SFC devices MAY perform various forms of verification on received
NSH packets such as only accepting NSH packets from expected
devices, checking that NSH SPI and SI values received from
expected devices conform to expected values and so on.
Implementation of these additional checks are a local matter and,
thus, out of scope of this document.

NSH Base and Service Path Headers

Attackers who can modify packets within the operator's network may
be able to modify the SFP, path position, and/or the metadata
associated with a packet.

One specific concern is an attack in which a malicious
modification of the SPI/SI results in an alteration of the path to
avoid security devices. The options discussed in this section
help thwart that attack, and so does the use of the optional
"Proof of Transit" method [PROOF-OF-TRANSIT].

As stated above, SFC devices are trusted; in the case where an SFC
device is compromised, NSH integrity protection would be subject
to forging (in many cases) as well.

NSH itself does not mandate protocol-specific integrity
protection. However, if an operator deems protection is required,
several options are viable:

1. SFF/SF NSH verification

Although, strictly speaking, not integrity protection, some of
the techniques mentioned above, such as checking expected NSH
values are received from expected SFC device(s), can provide a
form of verification without incurring the burden of a full-
fledged integrity-protection deployment.

2. Transport Security

NSH is always encapsulated by an outer transport encapsulation
as detailed in Section 4 of this specification, and as
depicted in Figure 1. If an operator deems cryptographic
integrity protection necessary due to their risk analysis,
then an outer transport encapsulation that provides such
protection [RFC6071], such as IPsec, MUST be used.

Quinn, et al. Standards Track [Page 29]

RFC 8300 Network Service Header (NSH) January 2018

Although the threat model and recommendations of Section 5 of
BCP 72 [RFC3552] would normally require cryptographic data
origin authentication for the header, this document does not
mandate such mechanisms in order to reflect the operational
and technical realities of deployment.

Given that NSH is transport independent, as mentioned above, a
secure transport, such as IPsec can be used for carry NSH.
IPsec can be used either alone or in conjunction with other
transport encapsulation protocols, in turn, encapsulating NSH.

Operators MUST ensure the selected transport encapsulation
protocol can be supported by the transport encapsulation/
underlay of all relevant network segments as well as SFFs,
SFs, and SFC Proxies in the service path.

If connectivity between SFC-enabled devices traverses the
public Internet, then such connectivity MUST be secured at the
transport encapsulation layer.

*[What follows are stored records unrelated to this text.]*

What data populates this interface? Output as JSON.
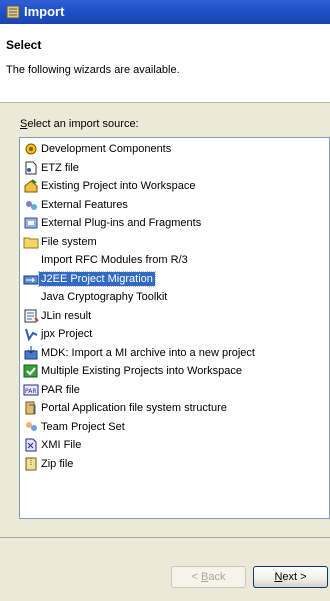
{
  "window": {
    "title": "Import"
  },
  "header": {
    "title": "Select",
    "description": "The following wizards are available."
  },
  "source_label": {
    "accel": "S",
    "rest": "elect an import source:"
  },
  "items": [
    {
      "label": "Development Components",
      "icon": "development-components-icon"
    },
    {
      "label": "ETZ file",
      "icon": "etz-file-icon"
    },
    {
      "label": "Existing Project into Workspace",
      "icon": "existing-project-icon"
    },
    {
      "label": "External Features",
      "icon": "external-features-icon"
    },
    {
      "label": "External Plug-ins and Fragments",
      "icon": "plugins-icon"
    },
    {
      "label": "File system",
      "icon": "folder-icon"
    },
    {
      "label": "Import RFC Modules from R/3",
      "icon": ""
    },
    {
      "label": "J2EE Project Migration",
      "icon": "j2ee-migration-icon",
      "selected": true
    },
    {
      "label": "Java Cryptography Toolkit",
      "icon": ""
    },
    {
      "label": "JLin result",
      "icon": "jlin-result-icon"
    },
    {
      "label": "jpx Project",
      "icon": "jpx-project-icon"
    },
    {
      "label": "MDK: Import a MI archive into a new project",
      "icon": "mdk-archive-icon"
    },
    {
      "label": "Multiple Existing Projects into Workspace",
      "icon": "multiple-projects-icon"
    },
    {
      "label": "PAR file",
      "icon": "par-file-icon"
    },
    {
      "label": "Portal Application file system structure",
      "icon": "portal-app-icon"
    },
    {
      "label": "Team Project Set",
      "icon": "team-project-set-icon"
    },
    {
      "label": "XMI File",
      "icon": "xmi-file-icon"
    },
    {
      "label": "Zip file",
      "icon": "zip-file-icon"
    }
  ],
  "buttons": {
    "back": {
      "accel": "B",
      "pre": "< ",
      "rest": "ack",
      "enabled": false
    },
    "next": {
      "accel": "N",
      "rest": "ext >",
      "enabled": true
    }
  }
}
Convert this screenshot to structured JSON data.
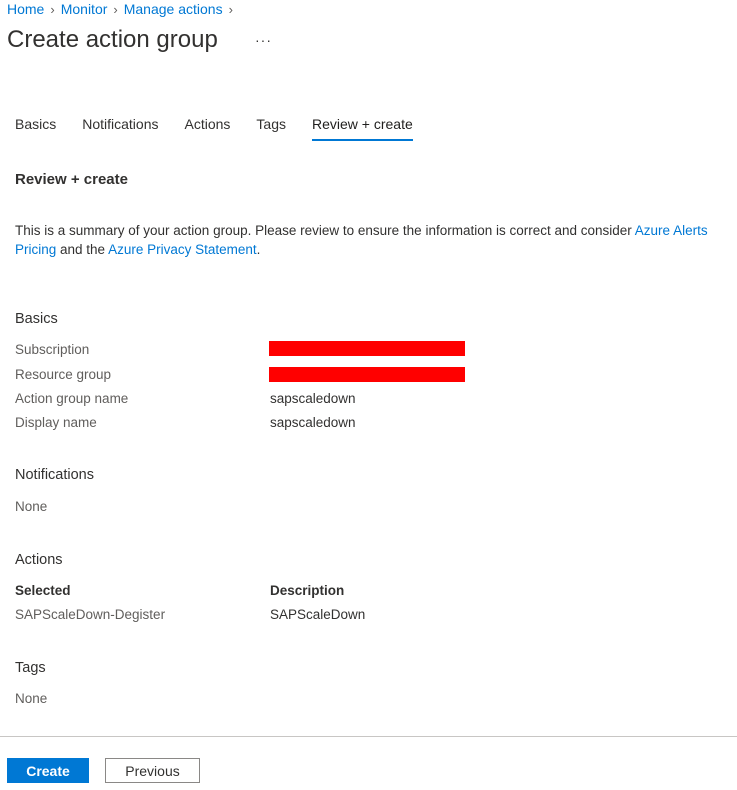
{
  "breadcrumb": {
    "items": [
      {
        "label": "Home"
      },
      {
        "label": "Monitor"
      },
      {
        "label": "Manage actions"
      }
    ],
    "separator": ">"
  },
  "page": {
    "title": "Create action group",
    "more_label": "···"
  },
  "tabs": [
    {
      "label": "Basics",
      "active": false
    },
    {
      "label": "Notifications",
      "active": false
    },
    {
      "label": "Actions",
      "active": false
    },
    {
      "label": "Tags",
      "active": false
    },
    {
      "label": "Review + create",
      "active": true
    }
  ],
  "review": {
    "heading": "Review + create",
    "summary_prefix": "This is a summary of your action group. Please review to ensure the information is correct and consider ",
    "link_pricing": "Azure Alerts Pricing",
    "summary_middle": " and the ",
    "link_privacy": "Azure Privacy Statement",
    "summary_suffix": "."
  },
  "basics": {
    "title": "Basics",
    "rows": [
      {
        "label": "Subscription",
        "value": "",
        "redacted": true
      },
      {
        "label": "Resource group",
        "value": "",
        "redacted": true
      },
      {
        "label": "Action group name",
        "value": "sapscaledown",
        "redacted": false
      },
      {
        "label": "Display name",
        "value": "sapscaledown",
        "redacted": false
      }
    ]
  },
  "notifications": {
    "title": "Notifications",
    "value": "None"
  },
  "actions": {
    "title": "Actions",
    "columns": [
      "Selected",
      "Description"
    ],
    "rows": [
      {
        "selected": "SAPScaleDown-Degister",
        "description": "SAPScaleDown"
      }
    ]
  },
  "tags": {
    "title": "Tags",
    "value": "None"
  },
  "footer": {
    "create_label": "Create",
    "previous_label": "Previous"
  },
  "colors": {
    "accent": "#0078d4",
    "redaction": "#ff0000",
    "text": "#323130"
  }
}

IPsec is an example of such a
transport.

3. NSH Variable Header-Based Integrity

Lastly, NSH MD Type 2 provides, via variable-length headers,
the ability to append cryptographic integrity protection to
the NSH packet. The implementation of such a scheme is
outside the scope of this document.

NSH metadata

As with the Base and Service Path Headers, if an operator deems
cryptographic integrity protection needed, then an existing,
standard transport protocol MUST be used since the integrity
protection applies to entire encapsulated NSH packets. As
mentioned above, a risk assessment that deems data-plane traffic
subject to tampering will apply not only to NSH but to the
transport information; therefore, the use of a secure transport is
likely needed already to protect the entire stack.

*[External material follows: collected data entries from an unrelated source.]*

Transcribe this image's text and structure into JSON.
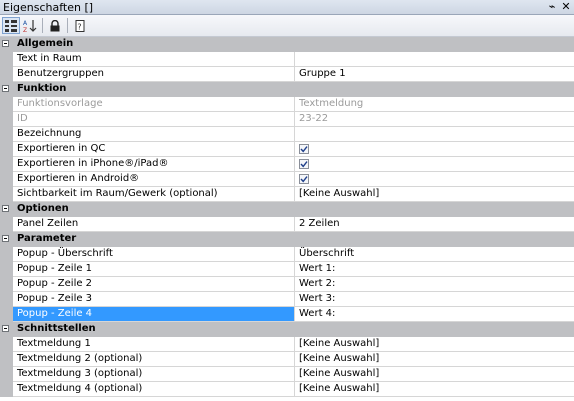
{
  "window": {
    "title": "Eigenschaften []",
    "pin_glyph": "⌁",
    "close_glyph": "✕"
  },
  "toolbar": {
    "buttons": [
      {
        "icon": "categorized-view-icon",
        "active": true
      },
      {
        "icon": "alphabetical-sort-icon",
        "active": false
      },
      {
        "icon": "lock-icon",
        "active": false
      },
      {
        "icon": "property-pages-icon",
        "active": false
      }
    ]
  },
  "sections": [
    {
      "label": "Allgemein",
      "rows": [
        {
          "name": "Text in Raum",
          "value": ""
        },
        {
          "name": "Benutzergruppen",
          "value": "Gruppe 1"
        }
      ]
    },
    {
      "label": "Funktion",
      "rows": [
        {
          "name": "Funktionsvorlage",
          "value": "Textmeldung",
          "disabled": true
        },
        {
          "name": "ID",
          "value": "23-22",
          "disabled": true
        },
        {
          "name": "Bezeichnung",
          "value": ""
        },
        {
          "name": "Exportieren in QC",
          "value": "",
          "checkbox": true,
          "checked": true
        },
        {
          "name": "Exportieren in iPhone®/iPad®",
          "value": "",
          "checkbox": true,
          "checked": true
        },
        {
          "name": "Exportieren in Android®",
          "value": "",
          "checkbox": true,
          "checked": true
        },
        {
          "name": "Sichtbarkeit im Raum/Gewerk (optional)",
          "value": "[Keine Auswahl]"
        }
      ]
    },
    {
      "label": "Optionen",
      "rows": [
        {
          "name": "Panel Zeilen",
          "value": "2 Zeilen"
        }
      ]
    },
    {
      "label": "Parameter",
      "rows": [
        {
          "name": "Popup - Überschrift",
          "value": "Überschrift"
        },
        {
          "name": "Popup - Zeile 1",
          "value": "Wert 1:"
        },
        {
          "name": "Popup - Zeile 2",
          "value": "Wert 2:"
        },
        {
          "name": "Popup - Zeile 3",
          "value": "Wert 3:"
        },
        {
          "name": "Popup - Zeile 4",
          "value": "Wert 4:",
          "selected": true
        }
      ]
    },
    {
      "label": "Schnittstellen",
      "rows": [
        {
          "name": "Textmeldung 1",
          "value": "[Keine Auswahl]"
        },
        {
          "name": "Textmeldung 2 (optional)",
          "value": "[Keine Auswahl]"
        },
        {
          "name": "Textmeldung 3 (optional)",
          "value": "[Keine Auswahl]"
        },
        {
          "name": "Textmeldung 4 (optional)",
          "value": "[Keine Auswahl]"
        }
      ]
    }
  ]
}
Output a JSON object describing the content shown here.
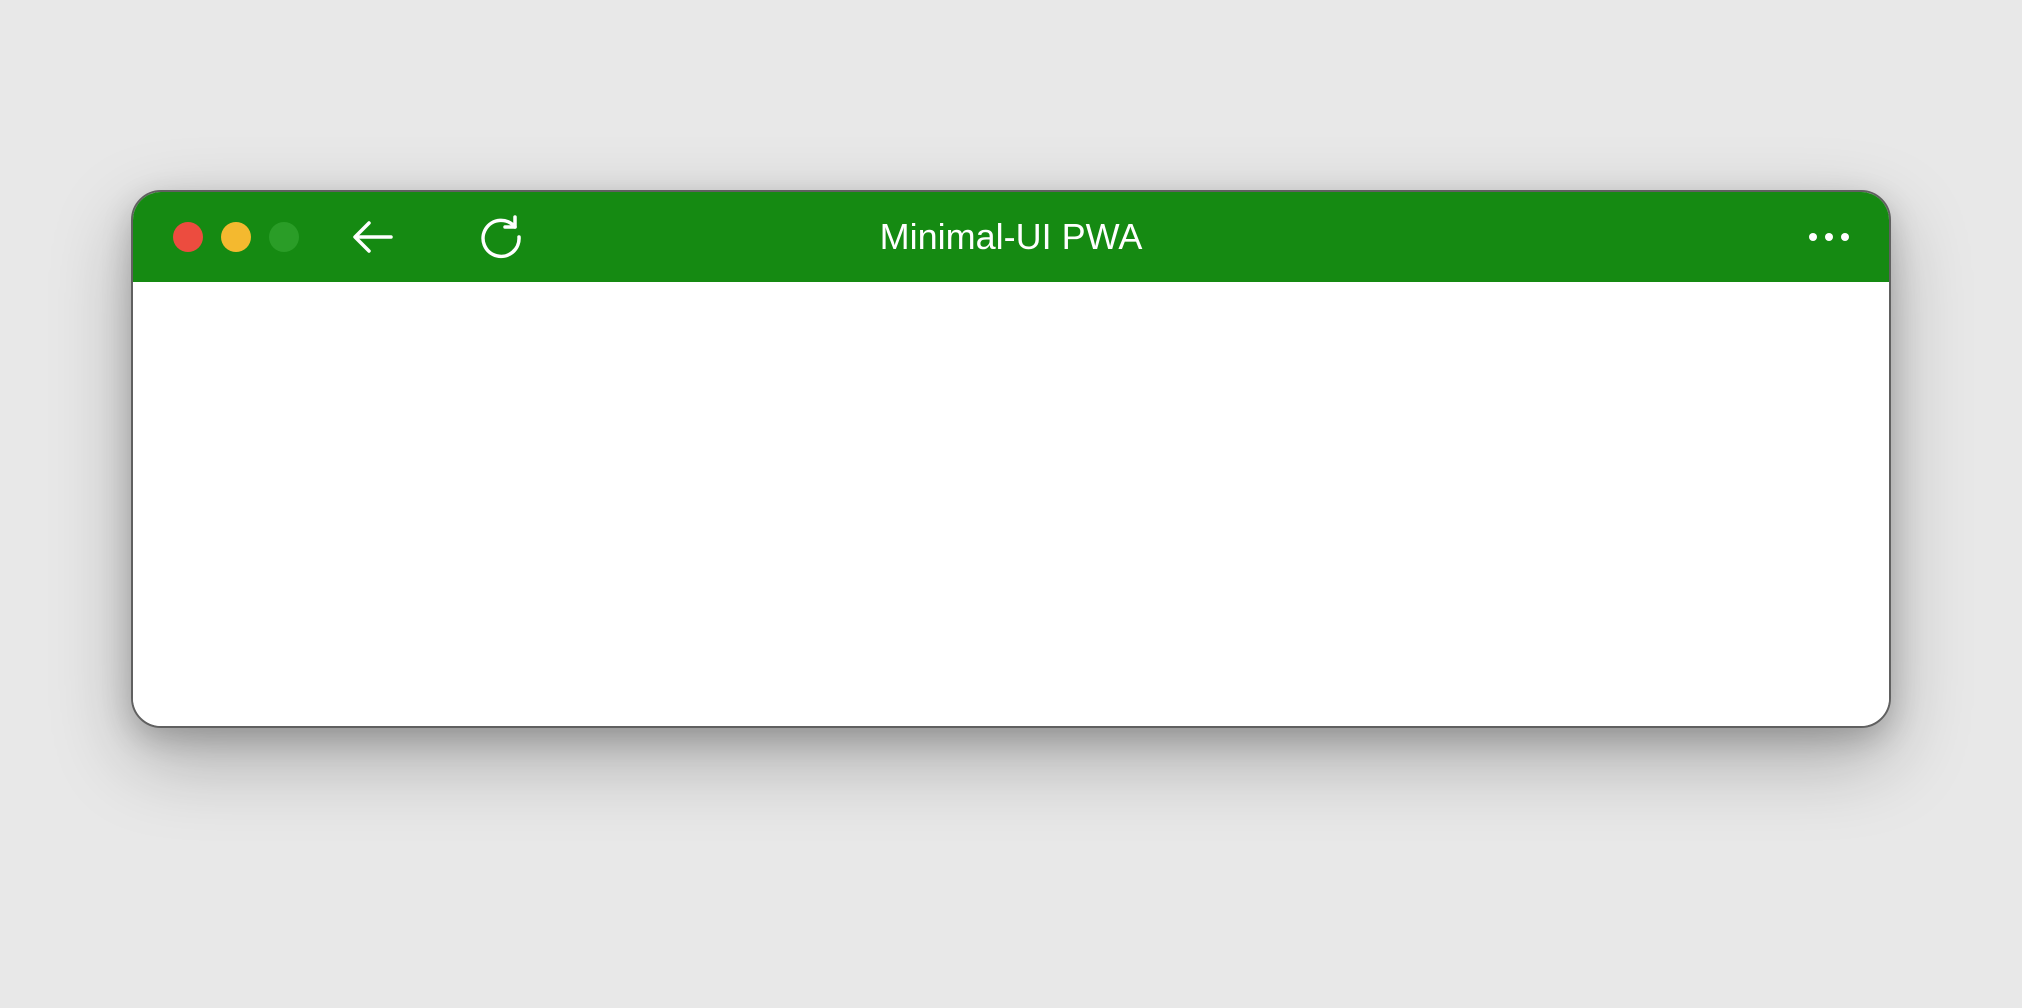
{
  "window": {
    "title": "Minimal-UI PWA"
  },
  "colors": {
    "titlebar": "#158a12",
    "trafficClose": "#ec4c3f",
    "trafficMinimize": "#f4b92f",
    "trafficMaximize": "#2a9d27"
  },
  "icons": {
    "back": "back-arrow-icon",
    "reload": "reload-icon",
    "more": "more-dots-icon"
  }
}
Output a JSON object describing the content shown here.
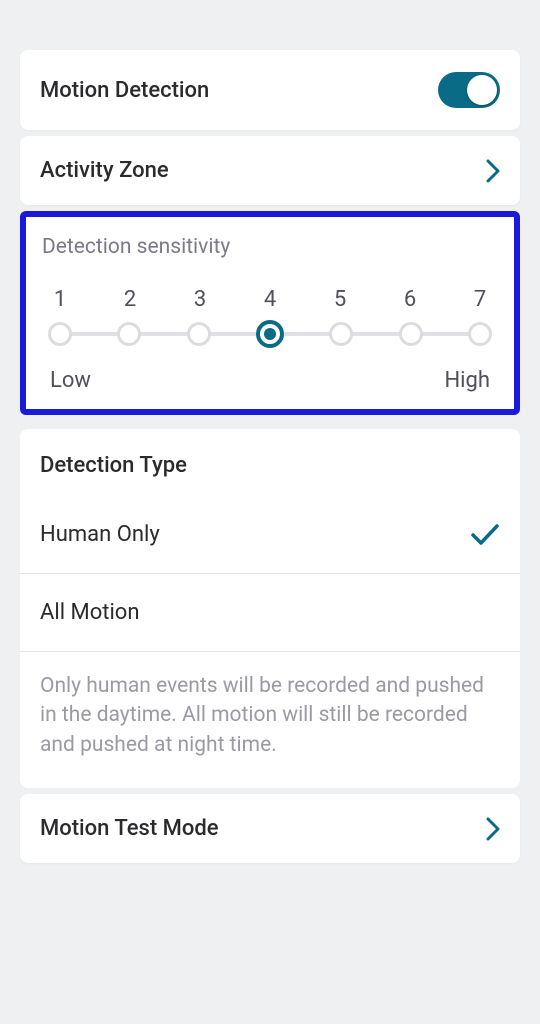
{
  "colors": {
    "accent": "#0a6b86",
    "highlightBorder": "#1a1adf"
  },
  "motionDetection": {
    "label": "Motion Detection",
    "enabled": true
  },
  "activityZone": {
    "label": "Activity Zone"
  },
  "sensitivity": {
    "title": "Detection sensitivity",
    "steps": [
      "1",
      "2",
      "3",
      "4",
      "5",
      "6",
      "7"
    ],
    "selected": 4,
    "lowLabel": "Low",
    "highLabel": "High"
  },
  "detectionType": {
    "header": "Detection Type",
    "options": [
      {
        "label": "Human Only",
        "selected": true
      },
      {
        "label": "All Motion",
        "selected": false
      }
    ],
    "description": "Only human events will be recorded and pushed in the daytime. All motion will still be recorded and pushed at night time."
  },
  "motionTest": {
    "label": "Motion Test Mode"
  }
}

If an MD Type 2 variable header integrity scheme is in place, then
the integrity of the metadata can be ensured via that mechanism as
well.

Quinn, et al. Standards Track [Page 30]

RFC 8300 Network Service Header (NSH) January 2018

8.2.2. Confidentiality

SFC devices

SFC devices can "see" (and need to use) NSH information.

NSH Base and Service Path Headers

SPI and other base / service path information does not typically
require confidentiality; however, if an operator does deem
confidentiality to be required, then, as with integrity, an
existing transport encapsulation that provides encryption MUST be
utilized.

NSH metadata

An attacker with access to the traffic in an operator's network
can potentially observe the metadata NSH carries with packets,
potentially discovering privacy-sensitive information.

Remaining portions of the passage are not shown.